Pissing on Main Street

On my first visit to this region eleven years ago, I was given the name of a farmer (Lorenzo) from the countryside and instructed to take a small bus to the remote trading town of Tarabuco, where I would surely find him in the central plaza on a Sunday. From there, Lorenzo would take me hiking over the mountains to the community where I would do my research.
That´s why this time I felt no qualms traveling to the same small town to look for another farmer (Modesto) whom I had not been able to reach by phone. I knew he would most likely be in the town on Sunday, and that he would be waiting for my arrival, as prearranged by a mutual friend.
This time I was accompanied by a Bolivian teacher to the trading town. When we got to Tarabuco, we didn´t see my host in the square, so we walked down the main street toward the house where his father-in-law had been staying when we passed through two years ago. Sure enough, there were the farmer´s fifteen year old daughter and three younger siblings. Within a half hour, they had called their father on his cellphone and he had come over from the local hospital, where he was participating in a two day seminar on integrating traditional Andean healing practices with modern medicine. Three of his sisters also emerged.
It turns out that since 2009, the entire younger generation plus most of my generation has migrated to Tarabuco from the countryside, leaving only Modesto and his wife, plus a single sister and their mother, and one eleven year old daughter, back on the farm. Two grown siblings have married and moved to the cities of Santa Cruz and Buenos Aires. The fifteen year old daughter has dropped out of school and is in charge of caring for her siblings, ages 7, 9 and 11 in Tarabuco, mostly making sure they eat and get to school. I was told that the reason for this migration is schooling.
A parallel migration is happening among many families in rural Bolivia and Peru. Many communities only offer schooling through 6th (maximum 8th) grade. Kids are moving, younger and younger, to small towns and cities where they begin speaking only Spanish and participating in schools with more resources than they can find in the countryside.
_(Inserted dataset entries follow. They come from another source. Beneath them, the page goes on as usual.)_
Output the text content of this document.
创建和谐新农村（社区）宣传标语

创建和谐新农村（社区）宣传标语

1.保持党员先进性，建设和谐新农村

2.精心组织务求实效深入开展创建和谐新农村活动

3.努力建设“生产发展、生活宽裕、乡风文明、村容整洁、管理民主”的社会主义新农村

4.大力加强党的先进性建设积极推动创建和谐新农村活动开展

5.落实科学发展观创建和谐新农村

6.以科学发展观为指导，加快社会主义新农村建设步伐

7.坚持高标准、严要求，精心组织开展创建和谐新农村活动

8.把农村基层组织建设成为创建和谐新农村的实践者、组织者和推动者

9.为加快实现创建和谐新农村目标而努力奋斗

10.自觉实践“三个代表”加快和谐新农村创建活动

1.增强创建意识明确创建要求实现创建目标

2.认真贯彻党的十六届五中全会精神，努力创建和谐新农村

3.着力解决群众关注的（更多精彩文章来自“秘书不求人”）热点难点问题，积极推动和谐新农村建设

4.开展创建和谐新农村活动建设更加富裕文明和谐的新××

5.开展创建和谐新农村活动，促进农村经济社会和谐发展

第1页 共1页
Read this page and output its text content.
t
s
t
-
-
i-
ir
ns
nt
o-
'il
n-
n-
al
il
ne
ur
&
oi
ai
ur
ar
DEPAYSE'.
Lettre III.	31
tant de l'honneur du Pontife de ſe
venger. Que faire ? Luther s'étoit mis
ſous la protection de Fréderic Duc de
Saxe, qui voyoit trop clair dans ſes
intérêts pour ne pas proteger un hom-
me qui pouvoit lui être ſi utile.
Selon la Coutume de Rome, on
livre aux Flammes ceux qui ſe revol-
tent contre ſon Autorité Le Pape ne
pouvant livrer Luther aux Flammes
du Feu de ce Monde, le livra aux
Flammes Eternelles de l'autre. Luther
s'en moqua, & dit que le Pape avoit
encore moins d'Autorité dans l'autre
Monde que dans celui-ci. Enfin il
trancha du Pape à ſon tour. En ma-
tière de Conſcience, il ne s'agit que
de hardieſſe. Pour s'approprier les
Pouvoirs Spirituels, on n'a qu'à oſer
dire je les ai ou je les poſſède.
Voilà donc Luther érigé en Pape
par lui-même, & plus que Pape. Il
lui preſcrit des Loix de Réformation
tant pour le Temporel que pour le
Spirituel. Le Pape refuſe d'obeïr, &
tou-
My teacher friend made sure that I was in good hands with this family and that they would take me to the countryside after meeting with the local school authority in the morning to ask permission to enter the school. We spent a couple of hours shopping for food and traditional clothes in the markets around town, then my friend left. I made my way back to Modesto´s house and found the door locked, so stood waiting for awhile on the narrow sidewalk.
Then I saw her: a young woman in a skirt only a half block away, squatting to pee right on the sidewalk, and not avoiding my gaze. I have seen many folks peeing in Andean ditches and on trails, but never right on the sidewalk, and never being quite so indiscreet!
When I related this tale to my teacher friend back in the city, she and her husband laughed and said ´that´s our Andean culture!´ There is no collective shame among folks from the countryside about peeing in public, (although other streets in Tarabuco have signs forbidding the practice.)
On the other hand, lest these people seem entirely without a sense of manners or cleanliness: we went today to a public market in the big city of Sucre and found our way to the food stall area where my friend´s fifty-something niece has a tiny restaurant service. Everyone greeted each other with great formality, calling each other ‘aunt´and ‘uncle’, helping the niece serve her guests. We had a delicious two-course meal in one of the humblest looking places in the city and the diners were all incredibly gracious and formal with each other.